I'm not the only nutter on here. Yay!
Emailed the hotel for my wedding to check they had a treadmill in the gym!?
...caught yourself snot rocketing whilst shopping....
...or couldnt be bothered washing my hair since I'm off for another run in the morning and it'll just get sweaty again, whats the point....
Really, this is too much now. Revealing how disgusting I am. Stop it Elli. Now.
When you see someone wearing dirty trainers, you just know they run.
When waiting in a changing room, you can't help notice over pronating feet sticking out below the curtains
You have pedicures but the poor soul tending to your mauled foot sighs and says, 'I'll do the best I can' before reaching to the specially acquired file from B&Q.
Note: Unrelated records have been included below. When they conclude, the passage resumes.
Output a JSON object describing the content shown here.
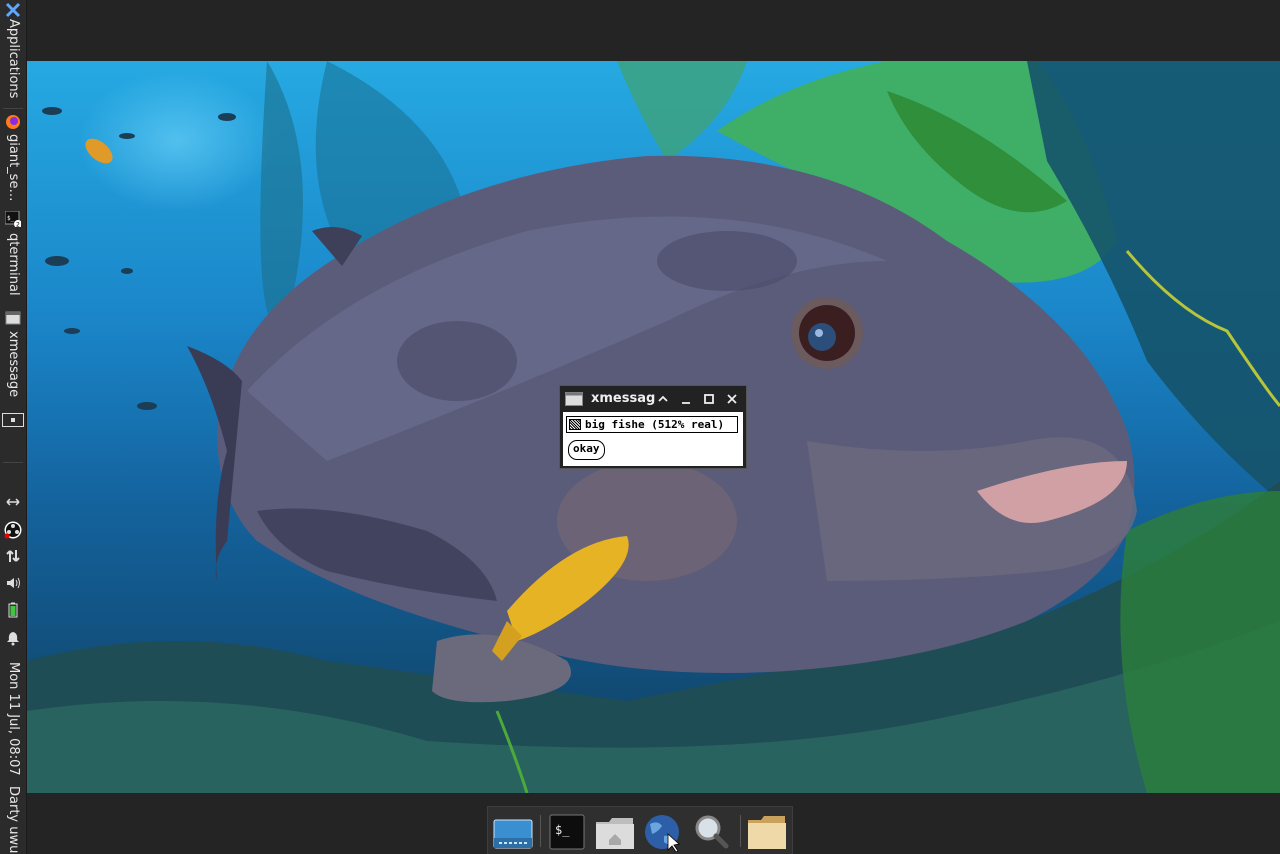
{
  "left_panel": {
    "applications_label": "Applications",
    "tasks": [
      {
        "label": "giant_se…",
        "icon": "firefox-icon"
      },
      {
        "label": "qterminal",
        "icon": "terminal-icon",
        "badge": "2"
      },
      {
        "label": "xmessage",
        "icon": "window-icon"
      }
    ],
    "tray_icons": [
      "resize-arrows-icon",
      "obs-record-icon",
      "network-arrows-icon",
      "volume-icon",
      "battery-icon",
      "bell-icon"
    ],
    "clock": "Mon 11 Jul, 08:07",
    "user": "Darty uwu"
  },
  "xmessage": {
    "title": "xmessag",
    "message": "big fishe (512% real)",
    "button_label": "okay"
  },
  "dock": {
    "items": [
      "show-desktop-icon",
      "terminal-icon",
      "home-folder-icon",
      "web-browser-icon",
      "search-icon",
      "folder-icon"
    ]
  },
  "colors": {
    "panel_bg": "#2b2b2b",
    "water_top": "#26a9e2",
    "water_deep": "#0f3e5e",
    "kelp": "#3fae4b",
    "fish": "#5a5a78"
  }
}
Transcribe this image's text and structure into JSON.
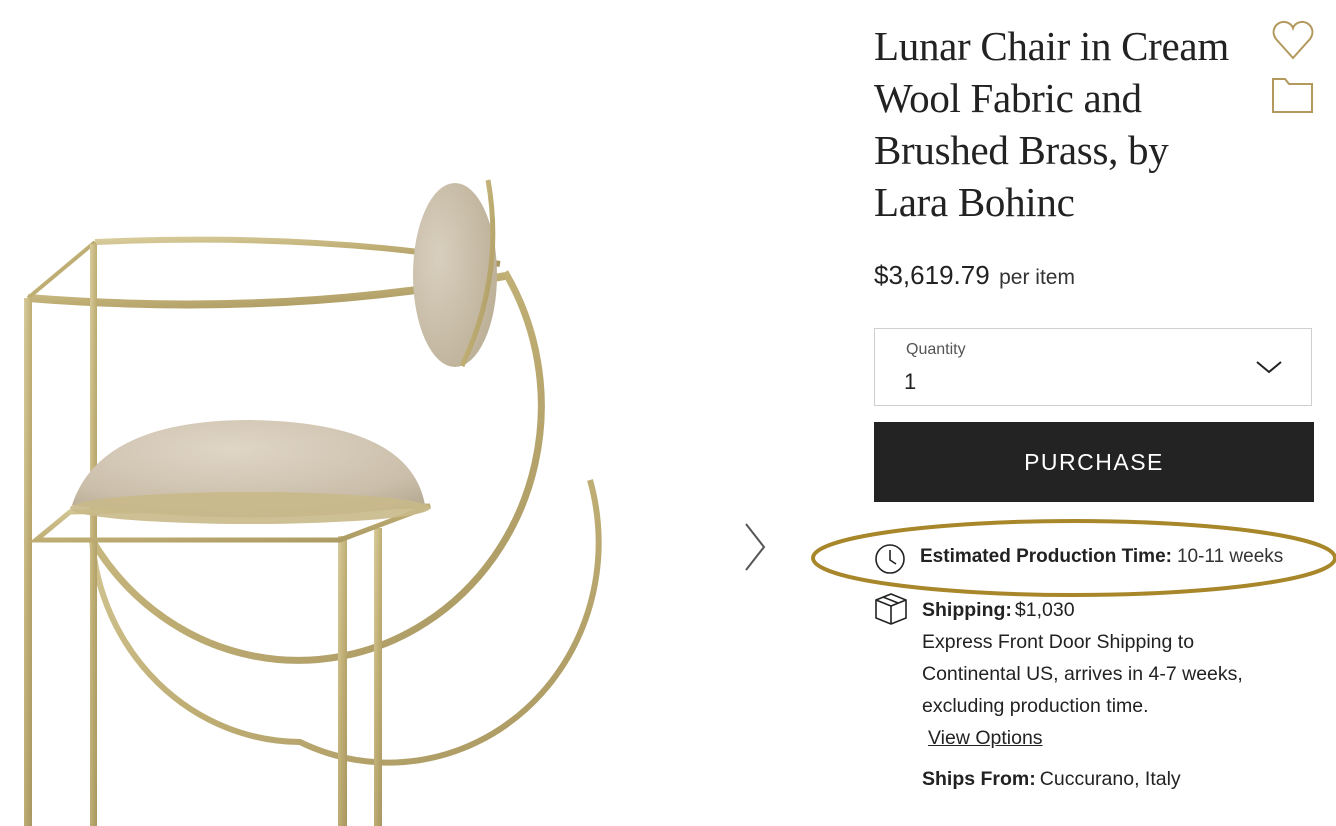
{
  "product": {
    "title": "Lunar Chair in Cream Wool Fabric and Brushed Brass, by Lara Bohinc",
    "price": "$3,619.79",
    "price_unit": "per item"
  },
  "quantity": {
    "label": "Quantity",
    "value": "1"
  },
  "purchase_label": "PURCHASE",
  "production": {
    "label": "Estimated Production Time:",
    "value": "10-11 weeks"
  },
  "shipping": {
    "label": "Shipping:",
    "value": "$1,030",
    "description": "Express Front Door Shipping to Continental US, arrives in 4-7 weeks, excluding production time.",
    "view_options": "View Options"
  },
  "ships_from": {
    "label": "Ships From:",
    "value": "Cuccurano, Italy"
  },
  "icons": {
    "favorite": "heart-icon",
    "collection": "folder-icon",
    "next": "chevron-right-icon",
    "dropdown": "chevron-down-icon",
    "production": "clock-icon",
    "shipping": "package-icon"
  },
  "colors": {
    "accent_gold": "#b3995d",
    "highlight": "#a8862a",
    "button_bg": "#232323",
    "text": "#222222"
  }
}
........Your race bag contains more ointments, rubs, plasters, straps, weird stuff for feet than the local Boots counter.
.........even though you can barely make it up and down the stairs as it feels you've been kneecapped by the local mob you still do a 16 mile long run, cos it don't hurt on the flats.
........You actually pay someone to prod, poke and violently massage you past the point of screaming.
.......Thinking that lycra looks so good on you that you go out and parade around in crowded areas.
......... Buying frozen peas not to eat but to put on your knees after a run.